Rogers apparently had a sackful of these worldly observations; two others that I have dug out of that bag set the stage for today's writing. Here they are:
- Everyone is ignorant, only in different subjects.
- The income tax has made more liars out of the American people than golf has.
Today's ignorance issue for me is the subject of income taxes--let's just shorten it to "taxes"--and job creation by American businesses. This now is my blatant admission of ignorance on how the manipulation of tax rates, either up or down, can or does or will have an affect on the creation of new jobs. My ignorance on this subject is made even more abject by the fact that not only does the "how" of it elude me, but also the "why" of it does, too. The truth of it is that I now grope about on this subject largely because I once thought--many long years ago--that there was an obvious connection between the two in that higher taxes meant fewer jobs; and then at a later time it seemed equally obvious to me that there was no such connection; and now today I stumble across a veritable truism that calls into question the veracity of every scrap of evidence on this subject for the last one hundred years or more. My head is spinning.
The national economic debate seems to have come down to this:
- Mr. Obama (speaking for the Democratic job creating proposal): Let's do these things, they will cost this much, and they get paid for by raising some taxes on the highest-earning people--those with annual household incomes exceeding $250,000--in the country.
- Mr. Boehner (speaking for the Republican opposition to this plan): We can't do these things, because they cost something, and raising taxes on those highest-earning people reduces the number of jobs, so we can't pay for them that way.

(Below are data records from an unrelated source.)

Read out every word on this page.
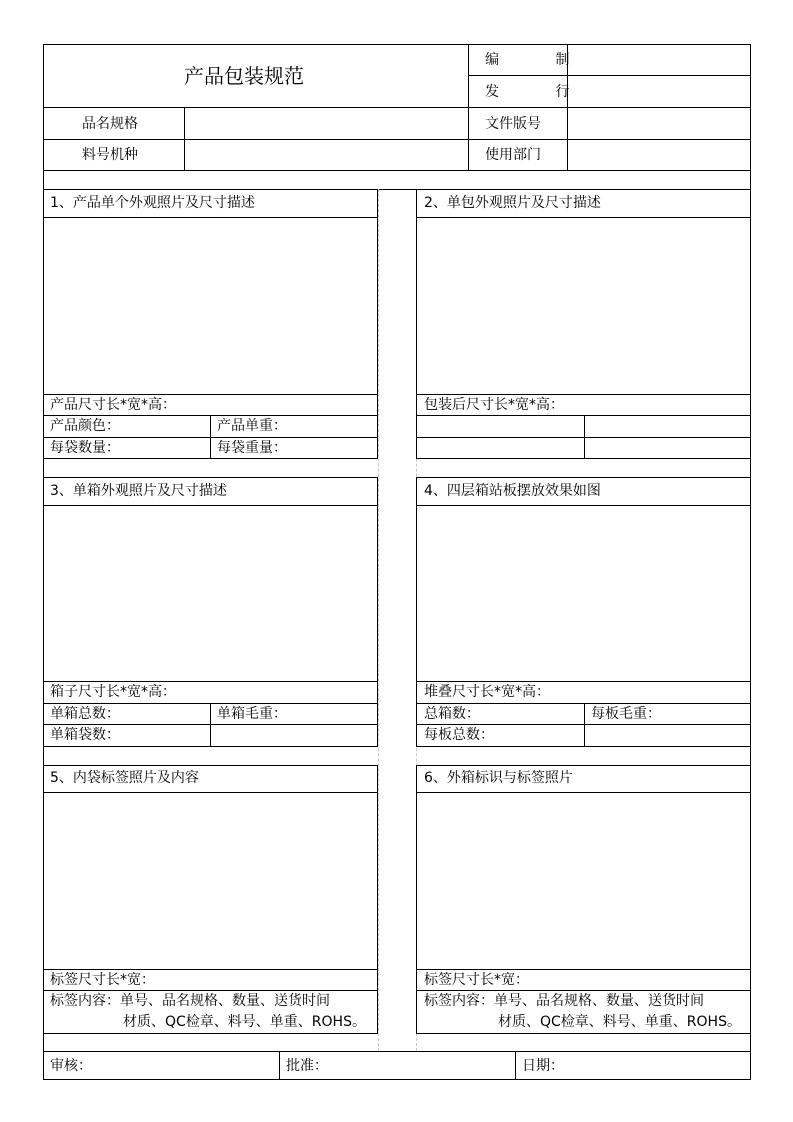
产品包装规范
编 制
发 行
品名规格	文件版号
料号机种	使用部门
1、产品单个外观照片及尺寸描述
产品尺寸长*宽*高：
产品颜色：	产品单重：
每袋数量：	每袋重量：
2、单包外观照片及尺寸描述
包装后尺寸长*宽*高：
3、单箱外观照片及尺寸描述
箱子尺寸长*宽*高：
单箱总数：	单箱毛重：
单箱袋数：
4、四层箱站板摆放效果如图
堆叠尺寸长*宽*高：
总箱数：	每板毛重：
每板总数：
5、内袋标签照片及内容
标签尺寸长*宽：
标签内容：单号、品名规格、数量、送货时间
材质、QC检章、料号、单重、ROHS。
6、外箱标识与标签照片
标签尺寸长*宽：
标签内容：单号、品名规格、数量、送货时间
材质、QC检章、料号、单重、ROHS。
审核：	批准：	日期：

(To be fair, both have said many more things, too, but it is enough to address ignorance of subjects on a one-a-day basis. Taxes is today's subject. There will be other such subjects for other days.)

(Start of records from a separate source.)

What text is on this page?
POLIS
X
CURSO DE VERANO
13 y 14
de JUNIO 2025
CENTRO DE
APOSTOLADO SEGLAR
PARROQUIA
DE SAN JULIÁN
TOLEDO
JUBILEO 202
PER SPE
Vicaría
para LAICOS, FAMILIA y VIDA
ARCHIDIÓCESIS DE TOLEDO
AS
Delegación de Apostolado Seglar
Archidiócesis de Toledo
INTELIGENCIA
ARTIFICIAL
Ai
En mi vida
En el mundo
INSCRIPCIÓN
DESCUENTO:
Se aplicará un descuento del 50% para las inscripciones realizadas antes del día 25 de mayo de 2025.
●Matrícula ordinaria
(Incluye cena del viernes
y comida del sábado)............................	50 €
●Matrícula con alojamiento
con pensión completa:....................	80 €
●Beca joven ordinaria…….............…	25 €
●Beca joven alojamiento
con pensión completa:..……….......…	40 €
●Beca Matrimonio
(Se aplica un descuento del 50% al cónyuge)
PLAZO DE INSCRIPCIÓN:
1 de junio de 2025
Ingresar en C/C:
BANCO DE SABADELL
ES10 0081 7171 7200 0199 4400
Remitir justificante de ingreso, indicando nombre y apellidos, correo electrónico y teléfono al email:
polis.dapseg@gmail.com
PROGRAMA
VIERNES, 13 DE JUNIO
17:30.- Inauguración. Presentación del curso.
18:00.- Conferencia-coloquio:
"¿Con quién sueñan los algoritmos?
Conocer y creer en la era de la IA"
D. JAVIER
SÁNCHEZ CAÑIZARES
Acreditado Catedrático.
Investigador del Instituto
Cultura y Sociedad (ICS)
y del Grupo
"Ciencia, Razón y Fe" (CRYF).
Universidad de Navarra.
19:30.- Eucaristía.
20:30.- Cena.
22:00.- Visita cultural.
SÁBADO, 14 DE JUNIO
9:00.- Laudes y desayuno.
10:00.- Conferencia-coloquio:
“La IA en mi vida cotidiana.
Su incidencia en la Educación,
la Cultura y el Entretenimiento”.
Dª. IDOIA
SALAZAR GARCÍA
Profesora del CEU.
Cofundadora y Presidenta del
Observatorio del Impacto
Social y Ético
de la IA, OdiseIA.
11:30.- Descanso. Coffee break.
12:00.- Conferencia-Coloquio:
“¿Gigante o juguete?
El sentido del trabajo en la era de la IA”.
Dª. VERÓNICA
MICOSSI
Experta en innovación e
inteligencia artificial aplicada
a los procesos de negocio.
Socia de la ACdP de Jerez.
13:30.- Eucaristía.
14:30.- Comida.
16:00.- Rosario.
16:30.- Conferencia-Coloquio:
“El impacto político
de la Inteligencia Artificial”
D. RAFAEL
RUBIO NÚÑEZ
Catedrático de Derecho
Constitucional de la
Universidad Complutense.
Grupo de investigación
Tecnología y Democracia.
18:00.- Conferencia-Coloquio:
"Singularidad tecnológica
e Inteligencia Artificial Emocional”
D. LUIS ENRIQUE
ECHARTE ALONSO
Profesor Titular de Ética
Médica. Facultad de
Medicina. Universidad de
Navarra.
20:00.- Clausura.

Well, the best jokes have some facts within them, so I went looking for facts related to taxes and jobs. The results are provocative. Here they are, summarized by recent Presidential administrations, and sourced from publicly-available documents as described in earlier writings:
- Bush the First -- taxes were the legacy of the very confusing "Tax Reform Act of 1986;" unemployment rate increased from about 5% to about 7.5% before declining to about 7% by the end of his term in office; total non-farm jobs increased slightly from just below the 110 million mark to just above it.

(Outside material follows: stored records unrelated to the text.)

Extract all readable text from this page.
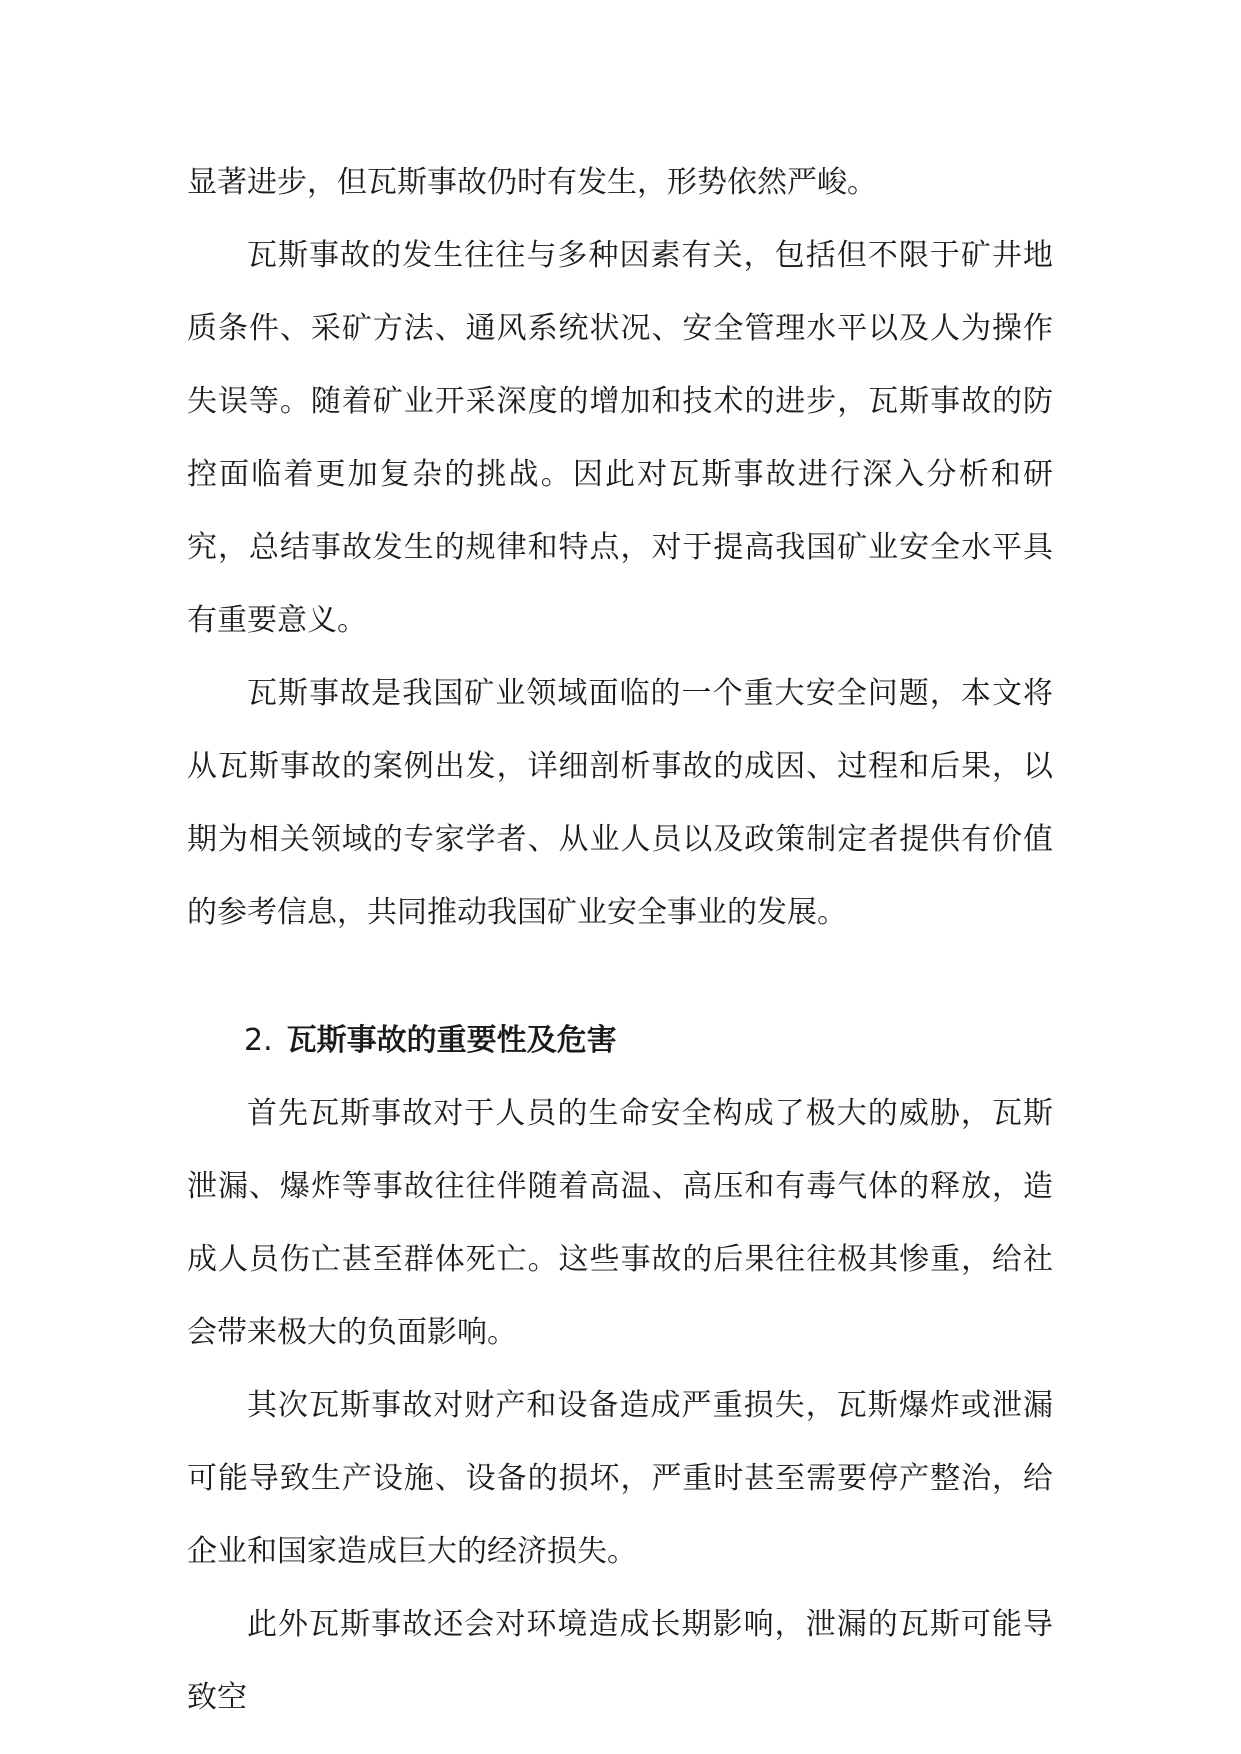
显著进步，但瓦斯事故仍时有发生，形势依然严峻。

瓦斯事故的发生往往与多种因素有关，包括但不限于矿井地质条件、采矿方法、通风系统状况、安全管理水平以及人为操作失误等。随着矿业开采深度的增加和技术的进步，瓦斯事故的防控面临着更加复杂的挑战。因此对瓦斯事故进行深入分析和研究，总结事故发生的规律和特点，对于提高我国矿业安全水平具有重要意义。

瓦斯事故是我国矿业领域面临的一个重大安全问题，本文将从瓦斯事故的案例出发，详细剖析事故的成因、过程和后果，以期为相关领域的专家学者、从业人员以及政策制定者提供有价值的参考信息，共同推动我国矿业安全事业的发展。

2. 瓦斯事故的重要性及危害

首先瓦斯事故对于人员的生命安全构成了极大的威胁，瓦斯泄漏、爆炸等事故往往伴随着高温、高压和有毒气体的释放，造成人员伤亡甚至群体死亡。这些事故的后果往往极其惨重，给社会带来极大的负面影响。

其次瓦斯事故对财产和设备造成严重损失，瓦斯爆炸或泄漏可能导致生产设施、设备的损坏，严重时甚至需要停产整治，给企业和国家造成巨大的经济损失。

此外瓦斯事故还会对环境造成长期影响，泄漏的瓦斯可能导致空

- Clinton -- taxes higher; unemployment rate continued the decline mentioned above, ending at about 4%; non-farm jobs increased from the 110 million mark to about 130+ million.
- Bush the Second -- taxes lower; unemployment rate increased to above 7%; non-farm jobs increased to a record 140 million before ending at about the original 130 million figure.
- Obama -- taxes constant; unemployment rate higher, now at 9.1%; non-farm jobs pretty close to the same as where they were at the end of the prior Administration.
So. . .looking for the humor here, not finding any, but also not finding any evidence in recent history to support the idea that higher tax rates on upper-income taxpayers do in fact hurt job creation. You probably already knew this, but it looks like the best period for job creation, even with higher tax rates, was during the years of the Clinton administrations. If the lower taxes of the Reagan and Bush the Second legacies have caused meaningful job creation--and if the record of that job creation does not suffer when compared to the corresponding jobs record and higher taxes of the Clinton years--then it is not clear to me how to articulate the facts of such success.
Such is my ignorance at this point that I beg for an opposing view.
Out of consideration for the Right Wing readers--and I know that there are some--I will admit that the Reagan years had some pretty impressive job numbers, but so did the Carter years and so, too, during the other Presidential Administrations, back to the days of Eisenhower. And, as we go farther back in time, the comparisons of the tax situations become murkier, and the economic conditions so much different from what they are today that making meaningful comparisons goes beyond the time available today.
There's more to this whole taxes and jobs thing that what is contained here at this moment. Here's my gripe: relevant evidence from our national experience ought to be a part of the public discourse on this subject; sadly, it is lacking. Here's my suggestion: let's continue to do small things like what is done here to help to fill that gap.
1 comment:
Talking about Presidential Administrations and taxes completely leaves out Congress--our legislative branch...the people who actually do the legislating to increase or decrease taxes.
Presidents do not decide that; Congress does.